In Liverpool you are never far away from The Beatles

THERE is no escape from the Beatles. Not in Liverpool anyway.

It wasn’t always thus. In the late 1970s, Liverpool was still a relatively carefree place with just one shop (in North John Street) selling Fab Four memorabilia to a few anoraks. Meanwhile, power pop and punk danced to a different beat along Mathew Street.

Who could know that the sudden death of John Lennon in 1980 would spawn a whole industry and, a generation on, would, arguably, come to define the city’s image?

Now folks safely living in zones beyond the daily Magical Mystery Tour route can expect regular close encounters too, in the form of a new series of buses emblazoned in Beatles regalia of the psychedelic kind.

Arriva has transformed four of its double deckers into John, Paul and George and Ringo-themed buses, gegging in on the release, 50 years ago, of the Sgt Pepper album.

The churlish among you might think the international transport conglomerate could have celebrated, instead, by cutting the fares to 1967 levels. 

But no. Arriva even persuaded four of its drivers to dress in Sgt Pepper outfits for the launch, complete with mop-top wigs sourced, one might suspect, from a dawn raid on a dog grooming parlour.

In June, Liverpool City Council’s so-called 50 Summers of Love celebration saw the Beatles at the heart of dozens of events. The Sgt Pepper album was dissected, song by song, over an entire month or more, in public-funded commissions by international artists such as Miaow Miaow and Jeremy Deller. However even the most dedicated lover of the group may have found some of it rather wearisome.

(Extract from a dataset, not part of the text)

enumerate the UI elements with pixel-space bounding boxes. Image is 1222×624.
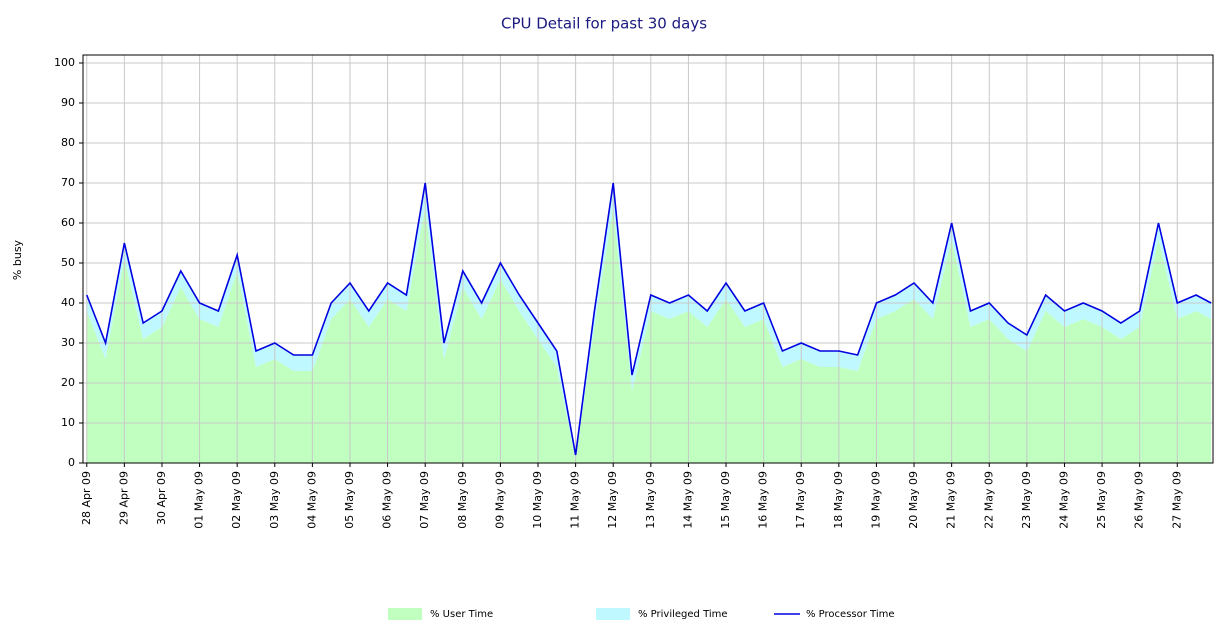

On the other hand, they wouldn’t do it if no one was interested and fans from across the world continue to head to the mecca that Macca and the boys first put on the global stage when they landed in America with their curious scouse accents in 1963.

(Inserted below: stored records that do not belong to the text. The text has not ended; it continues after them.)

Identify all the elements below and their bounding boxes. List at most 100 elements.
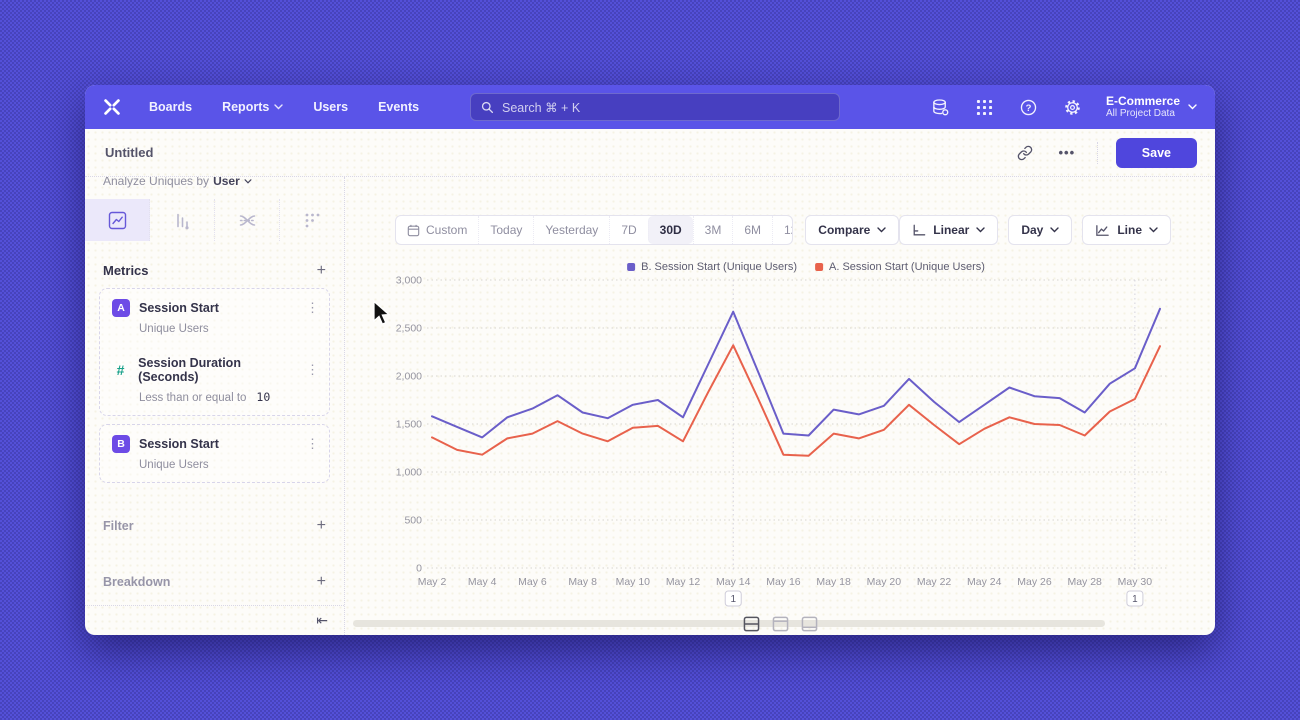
x-tick-label: May 12	[666, 576, 701, 588]
legend-item[interactable]: A. Session Start (Unique Users)	[815, 261, 985, 273]
compare-button[interactable]: Compare	[805, 215, 900, 245]
legend-item[interactable]: B. Session Start (Unique Users)	[627, 261, 797, 273]
nav-item-users[interactable]: Users	[313, 100, 348, 114]
x-tick-label: May 14	[716, 576, 751, 588]
share-link-icon[interactable]	[1013, 141, 1037, 165]
annotation-badge-label: 1	[1132, 594, 1138, 605]
legend-swatch	[627, 263, 636, 271]
view-chart-only-icon[interactable]	[770, 615, 790, 633]
query-builder-sidebar: Analyze Uniques by User	[85, 177, 345, 635]
chevron-down-icon	[1149, 227, 1158, 233]
chart-area[interactable]: 0 500 1,000 1,500 2,000 2,500 3,000 May 2 May 4 M…	[375, 272, 1185, 612]
x-tick-label: May 22	[917, 576, 952, 588]
help-icon[interactable]: ?	[1018, 96, 1040, 118]
metric-value[interactable]: 10	[256, 390, 271, 404]
sidebar-section-filter: Filter +	[85, 505, 344, 547]
search-input[interactable]: Search ⌘ + K	[470, 93, 840, 121]
range-yesterday[interactable]: Yesterday	[533, 216, 609, 244]
metric-options-icon[interactable]: ⋮	[306, 362, 319, 377]
tab-bar-chart[interactable]	[150, 199, 215, 241]
metric-title: Session Duration (Seconds)	[138, 356, 241, 384]
metric-subtitle: Less than or equal to	[139, 392, 247, 404]
line-chart[interactable]: 0 500 1,000 1,500 2,000 2,500 3,000 May 2 May 4 M…	[375, 272, 1185, 612]
tab-insights-line[interactable]	[85, 199, 150, 241]
data-management-icon[interactable]	[930, 96, 952, 118]
apps-grid-icon[interactable]	[974, 96, 996, 118]
range-label: Today	[490, 223, 523, 237]
view-layout-toggles	[741, 615, 819, 633]
calendar-icon	[407, 224, 420, 236]
view-split-icon[interactable]	[741, 615, 761, 633]
series-line-b[interactable]	[431, 307, 1161, 439]
add-breakdown-button[interactable]: +	[316, 573, 326, 590]
metric-badge: B	[112, 435, 130, 453]
metric-badge: A	[112, 299, 130, 317]
scale-dropdown[interactable]: Linear	[899, 215, 999, 245]
metric-row[interactable]: A Session Start ⋮ Unique Users	[100, 289, 329, 346]
range-3m[interactable]: 3M	[692, 216, 733, 244]
primary-nav: Boards Reports Users Events	[149, 100, 419, 114]
analyze-row: Analyze Uniques by User	[85, 177, 344, 195]
range-7d[interactable]: 7D	[609, 216, 647, 244]
metric-options-icon[interactable]: ⋮	[306, 300, 319, 315]
more-options-icon[interactable]: •••	[1058, 145, 1076, 160]
settings-gear-icon[interactable]	[1062, 96, 1084, 118]
sidebar-footer: ⇤	[85, 605, 344, 635]
chart-type-tabs	[85, 199, 344, 241]
nav-item-events[interactable]: Events	[378, 100, 419, 114]
x-tick-label: May 16	[766, 576, 801, 588]
legend-label: B. Session Start (Unique Users)	[641, 261, 797, 273]
metric-subtitle: Unique Users	[139, 323, 209, 335]
chevron-down-icon	[1050, 227, 1060, 233]
chart-type-dropdown[interactable]: Line	[1082, 215, 1171, 245]
metric-subtitle: Unique Users	[139, 459, 209, 471]
horizontal-scrollbar[interactable]	[353, 620, 1105, 627]
annotation-badge[interactable]	[1126, 590, 1144, 607]
nav-item-label: Boards	[149, 100, 193, 114]
range-label: Custom	[426, 223, 468, 237]
analyze-label: Analyze Uniques by	[103, 177, 210, 188]
range-6m[interactable]: 6M	[732, 216, 772, 244]
add-metric-button[interactable]: +	[316, 261, 326, 279]
chevron-down-icon	[877, 227, 886, 233]
date-range-segmented-control: Custom Today Yesterday 7D 30D 3M 6M 12M	[395, 215, 794, 245]
mixpanel-logo[interactable]	[99, 94, 125, 120]
series-line-a[interactable]	[431, 344, 1161, 457]
view-table-only-icon[interactable]	[799, 615, 819, 633]
range-30d[interactable]: 30D	[647, 216, 693, 244]
interval-dropdown[interactable]: Day	[1008, 215, 1073, 245]
y-tick-label: 1,500	[396, 419, 422, 431]
range-12m[interactable]: 12M	[772, 216, 792, 244]
linear-axis-icon	[913, 224, 926, 235]
nav-item-boards[interactable]: Boards	[149, 100, 192, 114]
chevron-down-icon	[244, 178, 252, 184]
x-tick-label: May 28	[1067, 576, 1102, 588]
y-tick-label: 2,500	[396, 323, 422, 335]
y-tick-label: 1,000	[396, 467, 422, 479]
nav-item-label: Events	[378, 100, 420, 114]
x-tick-label: May 4	[468, 576, 497, 588]
annotation-badge[interactable]	[724, 590, 742, 607]
range-custom[interactable]: Custom	[396, 216, 478, 244]
nav-item-reports[interactable]: Reports	[222, 100, 284, 114]
save-button[interactable]: Save	[1115, 137, 1197, 168]
project-scope: All Project Data	[1105, 108, 1175, 119]
interval-label: Day	[1021, 223, 1044, 237]
metric-options-icon[interactable]: ⋮	[306, 436, 319, 451]
range-label: 7D	[621, 223, 637, 237]
metrics-header: Metrics +	[85, 241, 344, 288]
range-label: 3M	[704, 223, 722, 237]
x-tick-label: May 18	[816, 576, 851, 588]
collapse-sidebar-icon[interactable]: ⇤	[316, 612, 328, 628]
tab-retention[interactable]	[280, 199, 344, 241]
range-today[interactable]: Today	[478, 216, 533, 244]
analyze-value-dropdown[interactable]: User	[213, 177, 240, 188]
divider	[1096, 141, 1098, 164]
metric-row[interactable]: B Session Start ⋮ Unique Users	[100, 425, 329, 482]
add-filter-button[interactable]: +	[316, 517, 326, 534]
report-title[interactable]: Untitled	[105, 145, 154, 160]
tab-flows[interactable]	[215, 199, 280, 241]
project-switcher[interactable]: E-Commerce All Project Data	[1106, 94, 1197, 120]
metric-row[interactable]: # Session Duration (Seconds) ⋮ Less than or…	[100, 346, 329, 415]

Back here on the Mersey, it remains a nice earner for some. In the minds of those employed in the marketing, cultural and tourism industries, the group, which was over when its members were all still in their twenties, will be forever “toppermost of the poppermost”. Especially, when it comes to paying the bills in a city reliant on leisure and public sector earnings.

There are some citizens, lovers of the band included, who feel Liverpool relies too much on its maritime and Beatles affinities and should spend its energies innovating instead of looking back.

The rest of you, fear not: as the miserable autumn weather sweeps into the city, the sight of a kaleidoscopic 81 bus sailing up Queens Drive to Bootle in the morning rush hour does not necessarily indicate a helping of magic mushrooms on toast for breakfast.

Arriva says as well as celebrating the 50th anniversary of Sgt Pepper’s Lonely Hearts Club Band, the buses are also a nod to Liverpool’s UNESCO City of Music status and the upcoming 10 year anniversary of European Capital of Culture, which is bound to be marked with similar enthusiasm in 2018.

Each member of the Beatles has been given their own dedicated bus, with the vibrant colour schemes matching the outfits each wore on the album cover.

Councillor Wendy Simon, Liverpool’s Cabinet Member for Culture, said: “Our 50 Summers of Love has been a huge international success and as a UNESCO City of Music, Liverpool can be immensely proud of the way it celebrated the creative spirit of 1967 and the Sgt Pepper’s Lonely Hearts Club Band.

“Since The Beatles followed up Sergeant Pepper with the Magical Mystery Tour I can’t think of a better way to see out our 50 Summers of Love than with these new fab four Arriva buses. We can't wait to see these psychedelic double deckers journeying their way through Liverpool.”

Howard Farrall, managing director at Arriva Merseyside, apparently added: “With a little help from our friends at Culture Liverpool, bus travel with Arriva is getting better all the time.”

Next stop: The I Am The Walrus Card.